К Сорокину и Серёже подсел Штин.
– А крови совсем мало! – обратился он к Серёже. – Почему раньше не резали?
– Надеялся, что выйдет с гноем, но пуля легла поперёк мышцы, а потом, я же не знал, что у нас тут целая операционная, – сказал Серёжа, осматривая подполковника. – Когда очнётся, влейте ему глоток, чего у вас там, остальное оставьте, может быть, ещё придется перевязывать. Крови почти немного, но вся на мундире.
– Это ничего, жена отмоет, – также осматривая Румянцева, сказал Михаил Капитонович.
– А он что, из Харбина?
– Да, из заамурцев, охранял вот эту дорогу ещё при царе… – А были и такие?
– Да, целый Отдельный корпус пограничной стражи… – И что, у него там жена?
– Да, как он рассказывал, и две дочери…
– Если судить по его возрасту, наверное, уже на выданье?
– Этого не знаю, будете в Харбине, познакомитесь, вы же его спаситель!
– Тьфу, тьфу, тьфу! Хорошо бы так!
Штин поправил под головой Румянцева свёрнутую шинель, и они встали над ним.
– Ну что, господа, надо бы помыть чайник, а то Георгию совсем будет плохо, брезгливый молодой человек.
– Я ничего, я уже привык, – отозвался прапорщик Вяземский. В это время эшелон тронулся, прапорщик взял чайник, поболтал его, пошире приоткрыл дверь и выплеснул воду.

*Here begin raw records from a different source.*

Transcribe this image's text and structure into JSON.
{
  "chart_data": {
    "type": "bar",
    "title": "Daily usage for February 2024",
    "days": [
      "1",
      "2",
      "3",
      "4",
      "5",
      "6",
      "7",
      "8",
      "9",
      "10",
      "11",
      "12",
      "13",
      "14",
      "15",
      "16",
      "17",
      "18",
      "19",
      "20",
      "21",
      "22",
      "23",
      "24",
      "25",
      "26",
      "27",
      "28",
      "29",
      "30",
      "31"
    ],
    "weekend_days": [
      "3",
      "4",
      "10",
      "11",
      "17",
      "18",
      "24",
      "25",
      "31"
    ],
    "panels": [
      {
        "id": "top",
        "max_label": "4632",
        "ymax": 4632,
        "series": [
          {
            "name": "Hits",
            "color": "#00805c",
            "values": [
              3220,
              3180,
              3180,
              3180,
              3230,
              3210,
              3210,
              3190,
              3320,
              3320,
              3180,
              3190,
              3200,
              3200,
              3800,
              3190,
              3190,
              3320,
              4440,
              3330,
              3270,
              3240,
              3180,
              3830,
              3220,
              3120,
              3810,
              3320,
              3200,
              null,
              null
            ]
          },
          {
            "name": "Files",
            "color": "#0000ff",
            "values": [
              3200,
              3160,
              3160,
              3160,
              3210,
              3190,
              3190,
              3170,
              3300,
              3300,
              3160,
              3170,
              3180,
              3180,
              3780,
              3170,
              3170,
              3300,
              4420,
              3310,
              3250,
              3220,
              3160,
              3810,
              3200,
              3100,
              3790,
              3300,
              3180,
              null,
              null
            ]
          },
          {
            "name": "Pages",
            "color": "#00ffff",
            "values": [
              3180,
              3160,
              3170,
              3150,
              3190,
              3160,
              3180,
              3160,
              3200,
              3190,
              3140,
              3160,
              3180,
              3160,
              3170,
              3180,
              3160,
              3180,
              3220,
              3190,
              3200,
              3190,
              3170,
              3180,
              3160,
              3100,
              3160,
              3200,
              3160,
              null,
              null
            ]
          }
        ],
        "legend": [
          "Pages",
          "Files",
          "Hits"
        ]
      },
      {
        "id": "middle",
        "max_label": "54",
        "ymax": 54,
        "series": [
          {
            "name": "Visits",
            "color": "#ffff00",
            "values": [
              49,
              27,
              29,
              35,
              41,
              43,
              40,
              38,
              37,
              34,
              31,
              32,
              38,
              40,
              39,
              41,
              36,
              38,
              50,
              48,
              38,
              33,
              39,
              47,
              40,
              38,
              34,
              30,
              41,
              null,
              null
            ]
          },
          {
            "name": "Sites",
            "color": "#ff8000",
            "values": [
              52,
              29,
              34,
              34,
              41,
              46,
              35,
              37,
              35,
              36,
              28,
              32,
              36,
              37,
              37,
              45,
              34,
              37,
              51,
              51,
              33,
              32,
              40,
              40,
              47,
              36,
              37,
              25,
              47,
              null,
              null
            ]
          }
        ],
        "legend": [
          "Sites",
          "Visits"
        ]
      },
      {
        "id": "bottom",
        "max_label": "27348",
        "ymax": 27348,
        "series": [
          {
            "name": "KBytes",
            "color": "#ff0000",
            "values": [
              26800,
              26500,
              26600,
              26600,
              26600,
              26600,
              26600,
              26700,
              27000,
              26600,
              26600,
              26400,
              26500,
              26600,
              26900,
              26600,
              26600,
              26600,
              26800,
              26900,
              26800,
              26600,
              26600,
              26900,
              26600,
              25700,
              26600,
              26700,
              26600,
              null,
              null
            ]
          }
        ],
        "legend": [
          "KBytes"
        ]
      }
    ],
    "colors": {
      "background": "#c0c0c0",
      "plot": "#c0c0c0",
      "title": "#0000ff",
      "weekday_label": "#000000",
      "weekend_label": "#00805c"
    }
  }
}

– А почему всё же вы сразу не резали? – снова обратился к Серёже Штин.
Серёжа ухватился за потолочный брус, потому что вагон стало качать, эшелон набирал скорость.
– Несколько причин, господа. – Он был смущён. – Во-первых, с моим ростом мне было трудно решиться, потому что делать это на коленках сложно, всё же нужен стол или хотя бы что-нибудь подобное, во-вторых… а почему вы… – он обратился к Сорокину, – не сказали, что у вас что-то есть, в смысле…
– Спирт? – Сорокин видел, что Серёже не хочется отвечать на вопрос Штина. – После одного события я не расстаюсь со спиртом, хотя бы в мизерном количестве, а потом, я видел, что у вас есть йод, и или вам дали бы ещё, или… ну, тогда уж пригодился бы мой спирт.
Штин рядом ухватился за поперечный брус стенки вагона. Серёжа мельком глянул на него и увидел, что Штин молчит и ждёт: ясно, что он хочет услышать ответ до конца. Серёжа обречённо вздохнул.
– Я ведь, господа, недоучившийся студент, я закончил только два курса, когда всё это началось; мы резали только покойников в анатомическом театре, а к живым нас и близко не подпускали, и я…
– И вы боялись ответственности… – перебил его Сорокин, он сочувствовал Серёже.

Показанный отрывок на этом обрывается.